Bob Ehle of KWIX Radio contributed to this story
State Senator Brian Munzlinger (R-Williamstown) says a group of state Senators is using every Senate rule possible to derail the chamber’s business. He tells Missourinet Moberly affiliate KWIX Radio that there is unprecedented tension among Senators this session.
“They just do everything they can to throw up roadblocks. This late in the session, every hour that goes by, another bill dies. It’s not good,” says Munzlinger during a live show this week at the state Capitol. “It is crazy and they have no respect for the rest of us Senate members. I’ve been here for 15 years. I’ve never seen anything like it.”
Munzlinger declined to name those responsible.
Attack ads have reportedly been released by Republican Governor Eric Greitens’ political action committee against five Republicans and one Democrat – Senators Rob Schaaf, Bob Dixon, Jason Holsman, Doug Libla, Gary Romine and Ryan Silvey. The PAC claims the Senators are blocking the passage legislation that is meant to protect law enforcement when an officer is attacked.
The PAC – A New Missouri – was created to support Greitens’ agenda. An advisor to Greitens, Austin Chambers, heads the PAC. Schaaf says Chambers takes marching orders from Greitens.
Schaaf, a Republican, has led several recent solo filibusters that brought Senate floor action to a halt. In a recent unprecedented move, he also had each House bill that is largely supported be removed from a position that’s meant to streamline the legislative process.
Schaaf has also taken aim this session at Greitens for the governor’s refusal to release details about some campaign contributions or so-called dark money. He has sponsored past legislation to reign in on lavish campaign contributions.
Schaaf and other members have been lobbying for the Senate to debate ethics related measures, including restrictions from special interests to legislators. Members against such legislation have been pushing back and might not allow the debate to happen.
The first bill out of the House this session was one that limits lobbyists gifts to lawmakers.
Silvey sent a letter this week to Senate President Pro Tem Ron Richard (R-Joplin) that mocked Richard for not choosing Silvey to serve on the Senate Budget Conference Committee. Silvey, a Republican, is the vice chairman of the Senate Appropriations Committee. Silvey’s office does not recall a time in Missouri history when a state Senate Budget Committee chairman and vice chairman have not been chosen to serve on the conference committee.

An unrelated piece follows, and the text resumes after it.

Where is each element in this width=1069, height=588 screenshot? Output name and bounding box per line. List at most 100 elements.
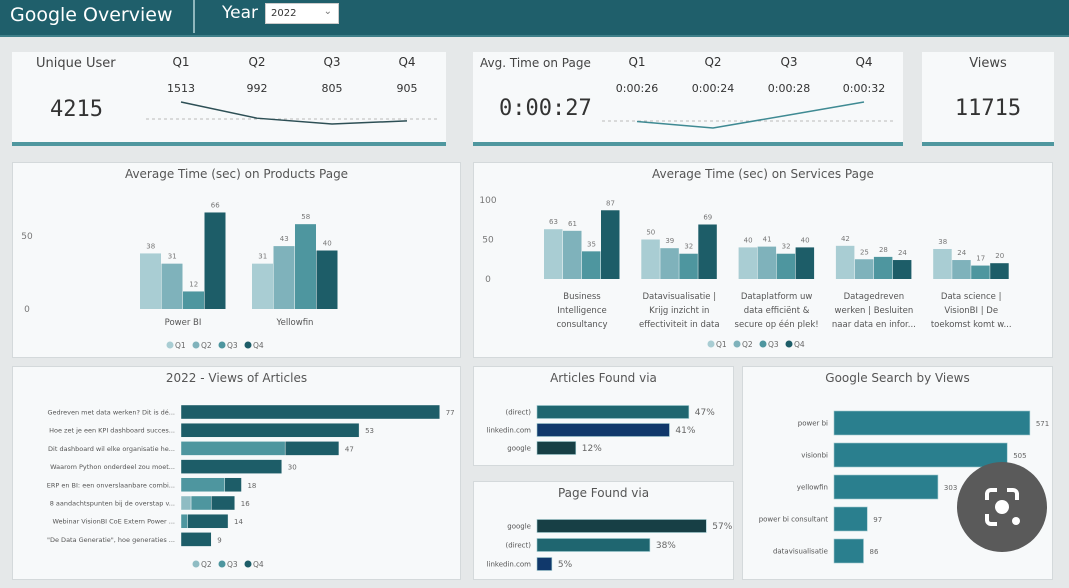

The relationship between Silvey and Richard took a rigid turn this session when Richard chose Sen. Dan Brown (R-Rolla) instead of Silvey to serve as the Senate Appropriations Committee chairman. Some speculate that Silvey’s opposition to legislation that bans mandatory union fees cost him the position. Brown sponsored the Right-to-Work bill that has been signed into law.
The legislature has sent the governor 15 bills and five resolutions so far this session. Since Senate and budget work has been stalled, Munzlinger says Republicans might not have enough time to accomplish other priorities before the regular session ends next Friday.
“I do look for a special session. We’ve had a lot of minor bills. We’ve had some very major bills that have yet to be done,” says Munzlinger.
Governor Greitens has not ruled out a special session. Missouri taxpayers would have to foot the bill for a special session.